The end result? Instead of a whale neatly blown into smaller bits that gulls and crabs could eat, they now had a beach that was covered in whale. Better yet, the main part of the carcass was still intact: the explosion had only managed to blow a massive hole, so to speak, but the largest part was still in its original place. Their plan to let the carcass be eaten failed miserably, and in the end, they still had to cut it up, take the individual pieces of whale, and bury them.

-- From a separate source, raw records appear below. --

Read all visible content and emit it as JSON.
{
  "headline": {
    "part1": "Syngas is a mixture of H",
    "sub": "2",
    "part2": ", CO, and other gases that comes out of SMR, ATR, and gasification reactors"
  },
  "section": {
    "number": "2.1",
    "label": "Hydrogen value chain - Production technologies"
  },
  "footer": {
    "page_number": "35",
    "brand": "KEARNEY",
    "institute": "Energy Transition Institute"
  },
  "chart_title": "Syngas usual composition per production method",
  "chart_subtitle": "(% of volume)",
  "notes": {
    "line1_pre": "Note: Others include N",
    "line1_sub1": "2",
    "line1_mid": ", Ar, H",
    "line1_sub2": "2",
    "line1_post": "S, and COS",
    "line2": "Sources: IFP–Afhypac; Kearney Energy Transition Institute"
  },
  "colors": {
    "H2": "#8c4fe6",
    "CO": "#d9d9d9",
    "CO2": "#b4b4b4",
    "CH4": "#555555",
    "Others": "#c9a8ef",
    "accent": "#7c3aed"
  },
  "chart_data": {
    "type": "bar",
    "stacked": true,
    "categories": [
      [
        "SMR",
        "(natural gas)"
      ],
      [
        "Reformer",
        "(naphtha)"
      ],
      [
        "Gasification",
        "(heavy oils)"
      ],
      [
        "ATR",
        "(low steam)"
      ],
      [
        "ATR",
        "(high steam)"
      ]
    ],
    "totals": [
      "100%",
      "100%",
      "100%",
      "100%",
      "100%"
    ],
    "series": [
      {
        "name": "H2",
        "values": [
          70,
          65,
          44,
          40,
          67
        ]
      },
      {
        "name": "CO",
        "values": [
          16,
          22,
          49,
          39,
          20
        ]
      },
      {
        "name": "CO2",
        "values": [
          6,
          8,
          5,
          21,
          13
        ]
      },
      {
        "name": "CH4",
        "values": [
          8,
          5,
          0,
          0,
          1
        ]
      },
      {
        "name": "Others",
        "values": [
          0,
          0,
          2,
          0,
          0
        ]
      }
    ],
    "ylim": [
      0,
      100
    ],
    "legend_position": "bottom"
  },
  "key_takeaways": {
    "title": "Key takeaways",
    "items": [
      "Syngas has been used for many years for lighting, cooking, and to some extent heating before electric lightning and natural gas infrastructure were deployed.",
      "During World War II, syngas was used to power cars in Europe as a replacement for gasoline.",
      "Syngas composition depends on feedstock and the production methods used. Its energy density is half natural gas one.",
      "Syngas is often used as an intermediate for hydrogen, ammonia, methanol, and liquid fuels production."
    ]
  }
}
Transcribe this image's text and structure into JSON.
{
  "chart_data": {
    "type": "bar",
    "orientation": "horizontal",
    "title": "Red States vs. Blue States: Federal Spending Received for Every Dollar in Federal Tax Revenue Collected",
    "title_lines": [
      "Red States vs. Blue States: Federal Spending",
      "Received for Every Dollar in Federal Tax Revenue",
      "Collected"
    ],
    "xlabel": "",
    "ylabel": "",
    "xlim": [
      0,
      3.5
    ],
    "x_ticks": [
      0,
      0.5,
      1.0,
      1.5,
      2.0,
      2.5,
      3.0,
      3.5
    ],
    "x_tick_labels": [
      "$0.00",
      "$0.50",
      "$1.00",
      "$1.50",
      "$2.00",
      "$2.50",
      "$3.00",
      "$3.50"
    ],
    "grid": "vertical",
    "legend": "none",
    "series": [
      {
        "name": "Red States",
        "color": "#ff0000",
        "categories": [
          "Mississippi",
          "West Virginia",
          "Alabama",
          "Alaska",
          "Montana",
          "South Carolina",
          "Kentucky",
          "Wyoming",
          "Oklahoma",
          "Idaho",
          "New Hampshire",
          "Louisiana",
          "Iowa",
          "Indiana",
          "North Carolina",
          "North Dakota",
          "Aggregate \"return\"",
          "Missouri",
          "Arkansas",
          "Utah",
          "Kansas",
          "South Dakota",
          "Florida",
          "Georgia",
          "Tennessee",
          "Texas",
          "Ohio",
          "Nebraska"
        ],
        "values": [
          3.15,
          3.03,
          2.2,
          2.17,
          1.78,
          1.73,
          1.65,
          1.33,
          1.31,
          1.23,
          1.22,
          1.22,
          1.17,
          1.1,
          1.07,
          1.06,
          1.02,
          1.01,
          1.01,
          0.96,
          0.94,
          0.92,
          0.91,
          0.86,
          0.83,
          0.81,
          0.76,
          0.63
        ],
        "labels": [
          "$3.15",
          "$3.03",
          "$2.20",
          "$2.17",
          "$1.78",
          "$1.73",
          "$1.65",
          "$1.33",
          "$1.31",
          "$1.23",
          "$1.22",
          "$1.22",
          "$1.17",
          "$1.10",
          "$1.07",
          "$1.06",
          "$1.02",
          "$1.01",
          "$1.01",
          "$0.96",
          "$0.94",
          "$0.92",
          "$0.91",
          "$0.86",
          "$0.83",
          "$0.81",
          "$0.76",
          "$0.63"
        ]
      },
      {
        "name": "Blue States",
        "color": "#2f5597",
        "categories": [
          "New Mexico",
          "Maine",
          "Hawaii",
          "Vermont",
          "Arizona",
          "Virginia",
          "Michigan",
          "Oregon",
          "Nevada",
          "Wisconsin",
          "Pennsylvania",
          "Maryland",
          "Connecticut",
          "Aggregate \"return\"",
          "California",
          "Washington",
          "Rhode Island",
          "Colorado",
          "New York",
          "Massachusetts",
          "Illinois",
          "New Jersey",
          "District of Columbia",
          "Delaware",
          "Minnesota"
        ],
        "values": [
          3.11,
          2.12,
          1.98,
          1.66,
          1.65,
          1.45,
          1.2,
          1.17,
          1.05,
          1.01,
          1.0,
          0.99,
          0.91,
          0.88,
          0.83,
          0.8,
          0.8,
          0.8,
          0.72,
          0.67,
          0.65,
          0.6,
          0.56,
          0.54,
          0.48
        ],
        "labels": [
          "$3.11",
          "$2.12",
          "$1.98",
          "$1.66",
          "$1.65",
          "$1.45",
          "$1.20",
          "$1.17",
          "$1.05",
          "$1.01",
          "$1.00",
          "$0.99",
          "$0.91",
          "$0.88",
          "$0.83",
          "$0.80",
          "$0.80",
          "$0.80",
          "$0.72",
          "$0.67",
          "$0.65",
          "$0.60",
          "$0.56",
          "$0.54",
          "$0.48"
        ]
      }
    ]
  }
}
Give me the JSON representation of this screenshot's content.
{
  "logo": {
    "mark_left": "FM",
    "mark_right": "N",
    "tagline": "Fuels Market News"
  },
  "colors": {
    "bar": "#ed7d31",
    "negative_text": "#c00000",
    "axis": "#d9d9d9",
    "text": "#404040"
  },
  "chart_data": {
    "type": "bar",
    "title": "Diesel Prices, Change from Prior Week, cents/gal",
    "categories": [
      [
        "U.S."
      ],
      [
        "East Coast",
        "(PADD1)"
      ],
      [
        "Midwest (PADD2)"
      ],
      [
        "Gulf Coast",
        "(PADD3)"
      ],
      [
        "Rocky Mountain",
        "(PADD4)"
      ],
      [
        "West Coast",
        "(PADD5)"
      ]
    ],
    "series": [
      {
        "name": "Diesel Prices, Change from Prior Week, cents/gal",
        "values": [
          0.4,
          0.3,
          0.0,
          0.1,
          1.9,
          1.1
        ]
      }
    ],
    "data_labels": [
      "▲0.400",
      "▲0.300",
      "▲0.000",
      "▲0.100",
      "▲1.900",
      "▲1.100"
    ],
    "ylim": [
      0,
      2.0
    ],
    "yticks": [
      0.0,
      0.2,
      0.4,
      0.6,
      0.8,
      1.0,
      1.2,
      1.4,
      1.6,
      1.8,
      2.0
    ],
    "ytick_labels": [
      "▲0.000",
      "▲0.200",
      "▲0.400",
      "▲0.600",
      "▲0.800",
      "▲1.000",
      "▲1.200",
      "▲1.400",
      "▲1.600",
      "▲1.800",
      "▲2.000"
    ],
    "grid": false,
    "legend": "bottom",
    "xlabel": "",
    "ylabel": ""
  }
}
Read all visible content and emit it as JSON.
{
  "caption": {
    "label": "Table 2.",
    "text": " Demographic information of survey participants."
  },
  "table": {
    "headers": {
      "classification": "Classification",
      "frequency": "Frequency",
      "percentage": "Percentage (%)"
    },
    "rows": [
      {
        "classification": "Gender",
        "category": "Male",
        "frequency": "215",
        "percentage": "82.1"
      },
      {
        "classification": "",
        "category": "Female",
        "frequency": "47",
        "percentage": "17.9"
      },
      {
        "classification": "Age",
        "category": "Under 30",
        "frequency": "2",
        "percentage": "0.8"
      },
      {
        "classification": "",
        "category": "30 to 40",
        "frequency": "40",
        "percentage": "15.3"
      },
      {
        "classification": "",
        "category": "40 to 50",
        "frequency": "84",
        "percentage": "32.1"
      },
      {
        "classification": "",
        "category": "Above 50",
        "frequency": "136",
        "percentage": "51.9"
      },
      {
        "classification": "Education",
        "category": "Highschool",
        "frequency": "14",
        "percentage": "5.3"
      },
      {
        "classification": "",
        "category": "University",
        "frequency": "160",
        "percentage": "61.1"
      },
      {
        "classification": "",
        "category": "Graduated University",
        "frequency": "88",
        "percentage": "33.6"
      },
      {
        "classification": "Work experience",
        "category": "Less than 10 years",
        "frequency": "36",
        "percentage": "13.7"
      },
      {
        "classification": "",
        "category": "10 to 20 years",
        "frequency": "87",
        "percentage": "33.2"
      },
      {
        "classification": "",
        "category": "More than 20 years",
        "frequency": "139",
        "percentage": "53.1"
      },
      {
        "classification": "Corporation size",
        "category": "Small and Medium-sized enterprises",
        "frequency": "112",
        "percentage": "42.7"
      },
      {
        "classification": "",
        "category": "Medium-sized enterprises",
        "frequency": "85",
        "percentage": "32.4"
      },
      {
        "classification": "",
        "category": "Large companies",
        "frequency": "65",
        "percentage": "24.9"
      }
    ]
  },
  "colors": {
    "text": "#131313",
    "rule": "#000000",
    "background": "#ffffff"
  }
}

It really needs to be seen to know how fucking horrible it was. This video is not a clip directly, but instead it's a show about the reporter who was covering the event. It does, however, have all the original footage.
 
I missed these! Interesting story, I had to Google whalefall.

equivalent to a fucking Tomahawk cruise missile

:biggrin:

The beginning video credits made me laugh as well: BROUGHT TO YOU BY THEEXPLODINGWHALE.COM
And then the explosion happens and it's all one giant red mist. Damn.

Great story Sty, thanks for sharing!